That was the theme of this past Friday. I had my first appointment with my counsellor through the Tom Baker Cancer Centre. He has his resident with him so I get to have two people analyze me throughout this process, but they are both really nice so it can't be a bad thing. Having extra professional help is always welcome ;)
It took every bit of strength in me to walk into that building but once I met them it was pretty easy going. It was mostly just a background of what I've been through up to this point, what state of mind I'm in now about it all and then we were done. I wasn't sure what to expect but he put my mind at ease when he said that he deals strictly with patients who have head and neck cancer, so he was familiar with my endocrinologist and knows my surgeon really well. (haha, MY surgeon...that's a strange thing to say...) He was also familiar with all of the parts of my neck that they had to disect and take out and the seriousness of my calcium deficiency after the first surgery, even all about the numbness I now have in my shoulder and neck...and they mentioned my upcoming birthday too so that was another plus for them..hahaha
Anyways, the first step has been taken and I am very glad I have started this journey. He validated everything I have been feeling and made me realize that even though I am still here, I have still been very traumatized by it all. He said that I have something called "Survivor's guilt" since I don't feel like I have a right to complain or be upset about my experience since many others don't have the luxury of being around 4 years after their cancer diagnosis.
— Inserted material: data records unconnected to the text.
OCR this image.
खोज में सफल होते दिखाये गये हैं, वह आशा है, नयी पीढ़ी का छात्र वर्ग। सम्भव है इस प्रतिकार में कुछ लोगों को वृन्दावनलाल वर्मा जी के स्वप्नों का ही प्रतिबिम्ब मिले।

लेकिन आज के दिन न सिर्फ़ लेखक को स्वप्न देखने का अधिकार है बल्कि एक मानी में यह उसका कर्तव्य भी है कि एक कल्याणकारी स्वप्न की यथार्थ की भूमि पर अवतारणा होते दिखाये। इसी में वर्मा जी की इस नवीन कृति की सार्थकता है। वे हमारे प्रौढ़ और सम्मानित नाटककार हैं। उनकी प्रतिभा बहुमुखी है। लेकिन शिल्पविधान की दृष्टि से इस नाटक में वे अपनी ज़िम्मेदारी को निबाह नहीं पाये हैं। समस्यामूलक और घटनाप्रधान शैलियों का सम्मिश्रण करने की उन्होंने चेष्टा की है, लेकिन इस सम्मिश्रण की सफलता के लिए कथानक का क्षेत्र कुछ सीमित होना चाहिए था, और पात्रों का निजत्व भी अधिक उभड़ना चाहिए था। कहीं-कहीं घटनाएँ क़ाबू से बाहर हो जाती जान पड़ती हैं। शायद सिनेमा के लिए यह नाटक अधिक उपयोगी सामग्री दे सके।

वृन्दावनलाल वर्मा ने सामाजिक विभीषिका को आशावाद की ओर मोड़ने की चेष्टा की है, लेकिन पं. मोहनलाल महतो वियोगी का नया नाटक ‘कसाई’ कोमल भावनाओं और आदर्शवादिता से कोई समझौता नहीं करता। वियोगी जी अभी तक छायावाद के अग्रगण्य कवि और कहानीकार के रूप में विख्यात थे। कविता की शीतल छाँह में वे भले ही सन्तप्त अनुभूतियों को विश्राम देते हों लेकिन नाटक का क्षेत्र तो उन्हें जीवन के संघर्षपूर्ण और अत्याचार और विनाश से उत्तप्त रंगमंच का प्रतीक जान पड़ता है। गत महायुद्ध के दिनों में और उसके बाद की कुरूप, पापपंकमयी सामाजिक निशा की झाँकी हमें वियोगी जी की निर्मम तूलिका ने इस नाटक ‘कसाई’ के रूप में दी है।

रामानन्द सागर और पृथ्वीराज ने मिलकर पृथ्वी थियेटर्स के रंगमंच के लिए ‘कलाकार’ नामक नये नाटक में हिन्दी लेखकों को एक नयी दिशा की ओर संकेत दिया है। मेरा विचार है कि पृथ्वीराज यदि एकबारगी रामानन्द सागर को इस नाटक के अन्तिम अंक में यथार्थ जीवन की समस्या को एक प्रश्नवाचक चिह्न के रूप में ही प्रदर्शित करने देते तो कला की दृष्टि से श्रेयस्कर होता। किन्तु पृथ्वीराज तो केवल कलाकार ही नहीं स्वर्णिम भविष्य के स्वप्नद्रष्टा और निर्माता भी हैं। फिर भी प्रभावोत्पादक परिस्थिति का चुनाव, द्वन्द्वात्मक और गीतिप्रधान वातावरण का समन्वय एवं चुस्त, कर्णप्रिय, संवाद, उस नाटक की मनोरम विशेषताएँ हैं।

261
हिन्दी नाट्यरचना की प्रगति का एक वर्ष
The words "Intense Psychotherapy" were mentioned so it's probably a good thing I'm there chatting with them...!!! I might also have to talk to my cancer doctor about my dose of Synthroid since he said that sometimes if the dose isn't right (regardless if my bloodwork comes back "within the right levels") it can mimic depression...pretty much to a T...hmmmmm, interesting...
I had a very, very emotional and real day and I was exhausted when it finally came to an end...but it's needed.
I go back this Friday for another hour and take the next step...chatting away, chatting through it all!! I'll keep you posted!